ICAZO

Privacy Policy

Last updated: April 19, 2026

Picazo (“we,” “us,” “our”) operates picazo.io and provides a browser-based image editing platform. This policy explains what we collect, why, and the choices you have. We built Picazo with privacy as a default: most image processing runs entirely in your browser and never reaches our servers.

1. Information we collect

Account information. When you sign in with Google, GitHub, or Microsoft, we receive your name, email address, and profile picture from that provider. We do not receive or store your password.

Designs you save. If you choose to save a design to your account, we store the canvas data (shapes, text, filters, layer structure) and the image layers you upload. These are encrypted at rest in Vercel Blob storage and are accessible only to you.

Payment information. If you subscribe to a paid plan, Stripe handles your payment. We store your Stripe customer ID and subscription status, but we never see or store your card number, CVC, or billing address.

Usage data. We collect anonymized analytics (pages visited, feature usage, error reports) through Google Analytics and Vercel Analytics to improve the product. This data is not tied to your name or email.

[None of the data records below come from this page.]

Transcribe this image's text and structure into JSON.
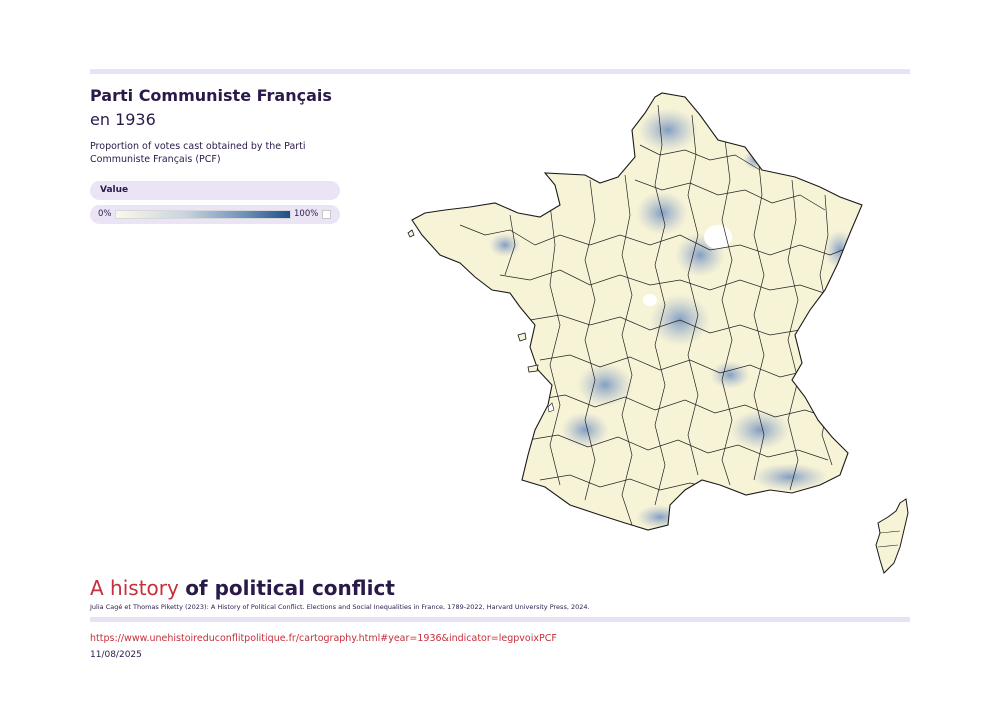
{
  "header": {
    "title": "Parti Communiste Français",
    "subtitle": "en 1936",
    "description": "Proportion of votes cast obtained by the Parti Communiste Français (PCF)"
  },
  "legend": {
    "header": "Value",
    "min_label": "0%",
    "max_label": "100%",
    "min_value": 0,
    "max_value": 100,
    "colors": {
      "low": "#fbf8e8",
      "mid": "#6a8fb8",
      "high": "#1f4e8a",
      "no_data": "#ffffff"
    }
  },
  "map": {
    "area": "France (departments)",
    "border_color": "#222222",
    "land_color": "#f7f3d6",
    "high_share_color": "#7f9cc4"
  },
  "footer": {
    "brand_light": "A history",
    "brand_bold": "of political conflict",
    "citation": "Julia Cagé et Thomas Piketty (2023): A History of Political Conflict. Elections and Social Inequalities in France, 1789-2022, Harvard University Press, 2024.",
    "url": "https://www.unehistoireduconflitpolitique.fr/cartography.html#year=1936&indicator=legpvoixPCF",
    "date": "11/08/2025"
  },
  "colors": {
    "accent": "#c62f3a",
    "text": "#2a1a4a",
    "panel": "#ebe4f5"
  }
}
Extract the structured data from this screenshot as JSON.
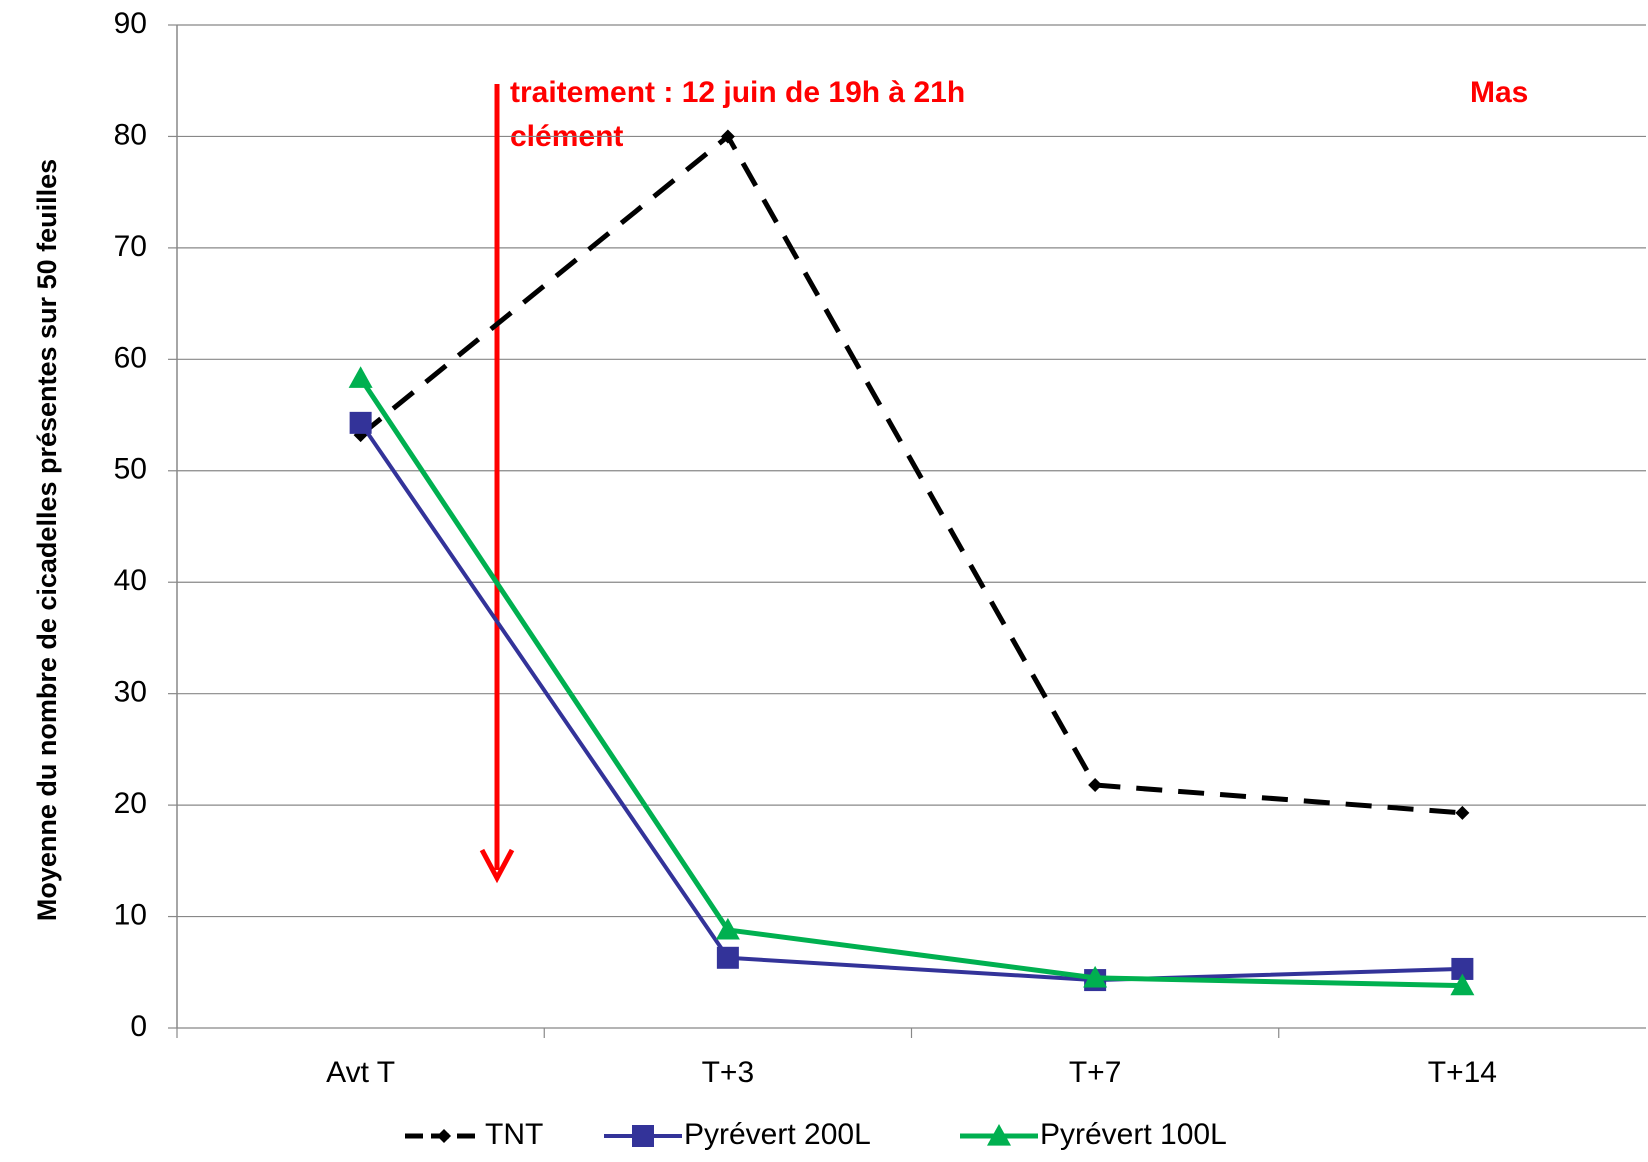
{
  "chart_data": {
    "type": "line",
    "y_label": "Moyenne du nombre de cicadelles présentes sur 50 feuilles",
    "annotations": [
      "traitement : 12 juin de 19h à 21h",
      "clément",
      "Mas"
    ],
    "categories": [
      "Avt T",
      "T+3",
      "T+7",
      "T+14"
    ],
    "series": [
      {
        "name": "TNT",
        "color": "#000000",
        "values": [
          53.2,
          80,
          21.8,
          19.3
        ]
      },
      {
        "name": "Pyrévert 200L",
        "color": "#333399",
        "values": [
          54.3,
          6.3,
          4.3,
          5.3
        ]
      },
      {
        "name": "Pyrévert 100L",
        "color": "#00b050",
        "values": [
          58.3,
          8.8,
          4.5,
          3.8
        ]
      }
    ],
    "ylim": [
      0,
      90
    ],
    "yticks": [
      0,
      10,
      20,
      30,
      40,
      50,
      60,
      70,
      80,
      90
    ],
    "grid": true,
    "legend": "bottom"
  }
}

Images you edit locally. Images you drop into the editor stay in your browser unless you explicitly save them or use an AI feature that requires server processing (see below). We do not upload your images automatically.

2. How AI features handle your images

Some AI tools (background removal, face detection, object tracking) run entirely on-device using WebAssembly models — your image never leaves your browser.

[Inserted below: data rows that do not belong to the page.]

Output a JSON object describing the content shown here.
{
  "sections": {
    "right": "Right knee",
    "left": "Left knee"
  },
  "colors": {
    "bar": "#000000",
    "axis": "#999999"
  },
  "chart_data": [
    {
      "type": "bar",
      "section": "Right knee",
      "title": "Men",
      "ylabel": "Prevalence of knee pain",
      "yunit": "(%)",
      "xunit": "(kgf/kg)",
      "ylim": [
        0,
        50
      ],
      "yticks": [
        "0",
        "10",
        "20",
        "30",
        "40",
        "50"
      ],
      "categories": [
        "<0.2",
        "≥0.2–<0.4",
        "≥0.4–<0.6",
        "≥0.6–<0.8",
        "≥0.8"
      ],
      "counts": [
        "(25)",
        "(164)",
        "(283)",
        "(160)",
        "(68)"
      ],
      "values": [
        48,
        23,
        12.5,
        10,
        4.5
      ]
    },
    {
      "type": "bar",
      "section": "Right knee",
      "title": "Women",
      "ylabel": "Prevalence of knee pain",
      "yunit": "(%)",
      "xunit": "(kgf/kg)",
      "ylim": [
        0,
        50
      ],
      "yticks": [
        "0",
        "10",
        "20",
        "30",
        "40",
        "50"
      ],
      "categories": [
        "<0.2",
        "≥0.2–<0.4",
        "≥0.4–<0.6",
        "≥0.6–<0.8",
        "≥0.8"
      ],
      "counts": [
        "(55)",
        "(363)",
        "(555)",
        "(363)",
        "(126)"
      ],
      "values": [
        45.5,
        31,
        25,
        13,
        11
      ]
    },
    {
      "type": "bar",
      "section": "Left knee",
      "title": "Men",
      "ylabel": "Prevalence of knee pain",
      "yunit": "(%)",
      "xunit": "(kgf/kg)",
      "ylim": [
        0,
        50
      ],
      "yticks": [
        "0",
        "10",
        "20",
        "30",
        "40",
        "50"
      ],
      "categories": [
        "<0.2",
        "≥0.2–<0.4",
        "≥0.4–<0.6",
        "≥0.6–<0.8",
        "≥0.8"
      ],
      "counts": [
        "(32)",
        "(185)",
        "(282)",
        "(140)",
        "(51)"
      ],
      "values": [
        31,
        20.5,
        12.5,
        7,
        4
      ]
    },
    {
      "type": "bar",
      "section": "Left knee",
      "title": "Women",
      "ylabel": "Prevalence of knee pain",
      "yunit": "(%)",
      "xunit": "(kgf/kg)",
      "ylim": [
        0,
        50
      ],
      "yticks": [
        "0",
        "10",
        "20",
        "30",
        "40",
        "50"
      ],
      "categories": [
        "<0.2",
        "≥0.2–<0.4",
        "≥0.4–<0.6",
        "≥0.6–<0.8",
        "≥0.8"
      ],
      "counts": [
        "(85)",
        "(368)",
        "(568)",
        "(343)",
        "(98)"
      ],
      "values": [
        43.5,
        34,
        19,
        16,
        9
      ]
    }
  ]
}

Other AI tools (upscaling, generative fill, background replacement) require server-side processing through third-party providers such as Replicate or OpenAI. When you use one of these features, the specific image you chose is uploaded to that provider for the duration of the request and then deleted. We do not retain a copy, and these providers are contractually prohibited from using your images to train their models.

3. How we use your data

  • To provide and maintain the editor and your saved designs
  • To authenticate you and keep your account secure
  • To process payments and manage subscriptions
  • To improve features and diagnose bugs through aggregated analytics
  • To send transactional emails (sign-in links, receipts, account notices)

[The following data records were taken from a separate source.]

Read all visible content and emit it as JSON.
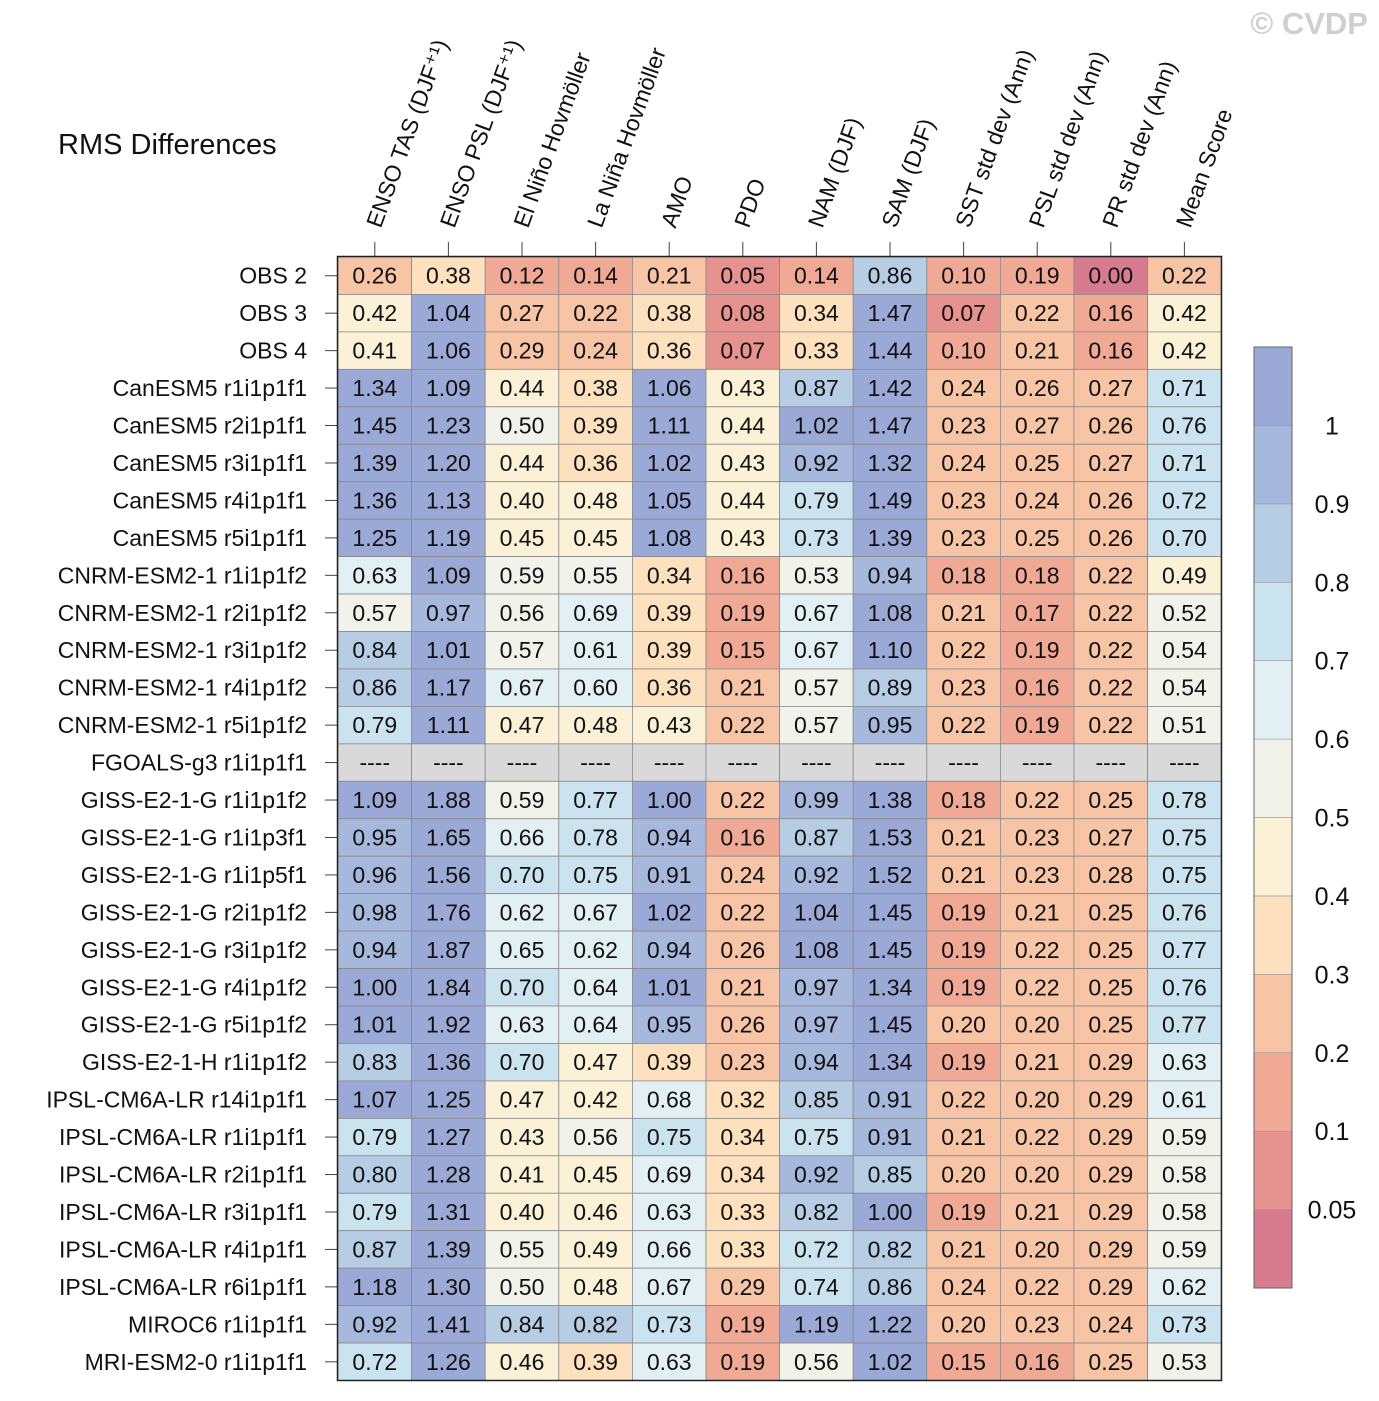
{
  "watermark": "© CVDP",
  "chart_data": {
    "type": "heatmap",
    "title": "RMS Differences",
    "columns": [
      "ENSO TAS (DJF⁺¹)",
      "ENSO PSL (DJF⁺¹)",
      "El Niño Hovmöller",
      "La Niña Hovmöller",
      "AMO",
      "PDO",
      "NAM (DJF)",
      "SAM (DJF)",
      "SST std dev (Ann)",
      "PSL std dev (Ann)",
      "PR std dev (Ann)",
      "Mean Score"
    ],
    "rows": [
      "OBS 2",
      "OBS 3",
      "OBS 4",
      "CanESM5 r1i1p1f1",
      "CanESM5 r2i1p1f1",
      "CanESM5 r3i1p1f1",
      "CanESM5 r4i1p1f1",
      "CanESM5 r5i1p1f1",
      "CNRM-ESM2-1 r1i1p1f2",
      "CNRM-ESM2-1 r2i1p1f2",
      "CNRM-ESM2-1 r3i1p1f2",
      "CNRM-ESM2-1 r4i1p1f2",
      "CNRM-ESM2-1 r5i1p1f2",
      "FGOALS-g3 r1i1p1f1",
      "GISS-E2-1-G r1i1p1f2",
      "GISS-E2-1-G r1i1p3f1",
      "GISS-E2-1-G r1i1p5f1",
      "GISS-E2-1-G r2i1p1f2",
      "GISS-E2-1-G r3i1p1f2",
      "GISS-E2-1-G r4i1p1f2",
      "GISS-E2-1-G r5i1p1f2",
      "GISS-E2-1-H r1i1p1f2",
      "IPSL-CM6A-LR r14i1p1f1",
      "IPSL-CM6A-LR r1i1p1f1",
      "IPSL-CM6A-LR r2i1p1f1",
      "IPSL-CM6A-LR r3i1p1f1",
      "IPSL-CM6A-LR r4i1p1f1",
      "IPSL-CM6A-LR r6i1p1f1",
      "MIROC6 r1i1p1f1",
      "MRI-ESM2-0 r1i1p1f1"
    ],
    "values": [
      [
        0.26,
        0.38,
        0.12,
        0.14,
        0.21,
        0.05,
        0.14,
        0.86,
        0.1,
        0.19,
        0.0,
        0.22
      ],
      [
        0.42,
        1.04,
        0.27,
        0.22,
        0.38,
        0.08,
        0.34,
        1.47,
        0.07,
        0.22,
        0.16,
        0.42
      ],
      [
        0.41,
        1.06,
        0.29,
        0.24,
        0.36,
        0.07,
        0.33,
        1.44,
        0.1,
        0.21,
        0.16,
        0.42
      ],
      [
        1.34,
        1.09,
        0.44,
        0.38,
        1.06,
        0.43,
        0.87,
        1.42,
        0.24,
        0.26,
        0.27,
        0.71
      ],
      [
        1.45,
        1.23,
        0.5,
        0.39,
        1.11,
        0.44,
        1.02,
        1.47,
        0.23,
        0.27,
        0.26,
        0.76
      ],
      [
        1.39,
        1.2,
        0.44,
        0.36,
        1.02,
        0.43,
        0.92,
        1.32,
        0.24,
        0.25,
        0.27,
        0.71
      ],
      [
        1.36,
        1.13,
        0.4,
        0.48,
        1.05,
        0.44,
        0.79,
        1.49,
        0.23,
        0.24,
        0.26,
        0.72
      ],
      [
        1.25,
        1.19,
        0.45,
        0.45,
        1.08,
        0.43,
        0.73,
        1.39,
        0.23,
        0.25,
        0.26,
        0.7
      ],
      [
        0.63,
        1.09,
        0.59,
        0.55,
        0.34,
        0.16,
        0.53,
        0.94,
        0.18,
        0.18,
        0.22,
        0.49
      ],
      [
        0.57,
        0.97,
        0.56,
        0.69,
        0.39,
        0.19,
        0.67,
        1.08,
        0.21,
        0.17,
        0.22,
        0.52
      ],
      [
        0.84,
        1.01,
        0.57,
        0.61,
        0.39,
        0.15,
        0.67,
        1.1,
        0.22,
        0.19,
        0.22,
        0.54
      ],
      [
        0.86,
        1.17,
        0.67,
        0.6,
        0.36,
        0.21,
        0.57,
        0.89,
        0.23,
        0.16,
        0.22,
        0.54
      ],
      [
        0.79,
        1.11,
        0.47,
        0.48,
        0.43,
        0.22,
        0.57,
        0.95,
        0.22,
        0.19,
        0.22,
        0.51
      ],
      [
        null,
        null,
        null,
        null,
        null,
        null,
        null,
        null,
        null,
        null,
        null,
        null
      ],
      [
        1.09,
        1.88,
        0.59,
        0.77,
        1.0,
        0.22,
        0.99,
        1.38,
        0.18,
        0.22,
        0.25,
        0.78
      ],
      [
        0.95,
        1.65,
        0.66,
        0.78,
        0.94,
        0.16,
        0.87,
        1.53,
        0.21,
        0.23,
        0.27,
        0.75
      ],
      [
        0.96,
        1.56,
        0.7,
        0.75,
        0.91,
        0.24,
        0.92,
        1.52,
        0.21,
        0.23,
        0.28,
        0.75
      ],
      [
        0.98,
        1.76,
        0.62,
        0.67,
        1.02,
        0.22,
        1.04,
        1.45,
        0.19,
        0.21,
        0.25,
        0.76
      ],
      [
        0.94,
        1.87,
        0.65,
        0.62,
        0.94,
        0.26,
        1.08,
        1.45,
        0.19,
        0.22,
        0.25,
        0.77
      ],
      [
        1.0,
        1.84,
        0.7,
        0.64,
        1.01,
        0.21,
        0.97,
        1.34,
        0.19,
        0.22,
        0.25,
        0.76
      ],
      [
        1.01,
        1.92,
        0.63,
        0.64,
        0.95,
        0.26,
        0.97,
        1.45,
        0.2,
        0.2,
        0.25,
        0.77
      ],
      [
        0.83,
        1.36,
        0.7,
        0.47,
        0.39,
        0.23,
        0.94,
        1.34,
        0.19,
        0.21,
        0.29,
        0.63
      ],
      [
        1.07,
        1.25,
        0.47,
        0.42,
        0.68,
        0.32,
        0.85,
        0.91,
        0.22,
        0.2,
        0.29,
        0.61
      ],
      [
        0.79,
        1.27,
        0.43,
        0.56,
        0.75,
        0.34,
        0.75,
        0.91,
        0.21,
        0.22,
        0.29,
        0.59
      ],
      [
        0.8,
        1.28,
        0.41,
        0.45,
        0.69,
        0.34,
        0.92,
        0.85,
        0.2,
        0.2,
        0.29,
        0.58
      ],
      [
        0.79,
        1.31,
        0.4,
        0.46,
        0.63,
        0.33,
        0.82,
        1.0,
        0.19,
        0.21,
        0.29,
        0.58
      ],
      [
        0.87,
        1.39,
        0.55,
        0.49,
        0.66,
        0.33,
        0.72,
        0.82,
        0.21,
        0.2,
        0.29,
        0.59
      ],
      [
        1.18,
        1.3,
        0.5,
        0.48,
        0.67,
        0.29,
        0.74,
        0.86,
        0.24,
        0.22,
        0.29,
        0.62
      ],
      [
        0.92,
        1.41,
        0.84,
        0.82,
        0.73,
        0.19,
        1.19,
        1.22,
        0.2,
        0.23,
        0.24,
        0.73
      ],
      [
        0.72,
        1.26,
        0.46,
        0.39,
        0.63,
        0.19,
        0.56,
        1.02,
        0.15,
        0.16,
        0.25,
        0.53
      ]
    ],
    "missing_label": "----",
    "missing_color": "#d9d9d9",
    "colorbar": {
      "thresholds": [
        0.05,
        0.1,
        0.2,
        0.3,
        0.4,
        0.5,
        0.6,
        0.7,
        0.8,
        0.9,
        1
      ],
      "tick_labels": [
        "0.05",
        "0.1",
        "0.2",
        "0.3",
        "0.4",
        "0.5",
        "0.6",
        "0.7",
        "0.8",
        "0.9",
        "1"
      ],
      "colors": [
        "#d77b8f",
        "#e6928e",
        "#f0a995",
        "#f7c4a5",
        "#fde0be",
        "#fbf1d6",
        "#f1f2ea",
        "#e2f0f4",
        "#cbe3ef",
        "#b6cde4",
        "#a6b9dc",
        "#9ba9d6"
      ]
    }
  }
}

We do not sell your data, rent it, or share it with advertisers. We do not use your images, designs, or account information to train AI models.

4. Who we share data with

We share limited information only with service providers required to run Picazo:

  • Vercel — hosting, analytics, blob storage
  • Google / GitHub / Microsoft — OAuth sign-in
  • Stripe — payment processing
  • Replicate, OpenAI — AI model inference for specific tools
  • Prisma / Vercel Postgres — user and design database
  • Upstash Redis — rate limiting

We may also disclose information if required by law, to enforce our Terms, or to protect the safety of our users.

5. Cookies and tracking

We use strictly necessary cookies for authentication (NextAuth session) and anonymized analytics cookies (Google Analytics, Vercel Analytics). We do not use third-party advertising cookies or tracking pixels.

6. Data retention

Account data and saved designs are retained until you delete them or close your account. Analytics data is retained for up to 14 months in aggregated form. Stripe retains payment records for the period required by tax and financial regulations.

7. Your rights

You can, at any time:

  • Access the data we hold about you
  • Update your profile information
  • Delete individual designs
  • Delete your account, which removes all saved designs and personal data
  • Export your designs as PNG, JPG, PDF, or SVG
  • Opt out of non-essential analytics through your browser settings

To delete your account or request a copy of your data, email privacy@picazo.io. We respond within 30 days. Users in the EU, UK, and California have additional rights under GDPR and CCPA, including the right to object to processing and the right to data portability.

8. Security

We protect your data with TLS in transit, encryption at rest for database and blob storage, and strict access controls. However, no system is perfectly secure — if we detect a breach affecting your account, we will notify you promptly as required by law.

9. Children

Picazo is not directed to children under 13 (under 16 in the EU). We do not knowingly collect data from children. If you believe a child has created an account, contact us and we will remove it.

10. International users

Picazo is operated from servers located in the United States and the European Union. By using Picazo, you consent to your data being processed in those regions, subject to the protections described in this policy.

11. Changes to this policy

We may update this policy to reflect changes in our practices or for legal reasons. Material changes will be announced via email or an in-app notice at least 14 days before taking effect. The “Last updated” date at the top of this page always reflects the current version.

12. Contact

Questions, complaints, or data requests: privacy@picazo.io.

By using Picazo, you agree to this Privacy Policy and to our Terms of Service.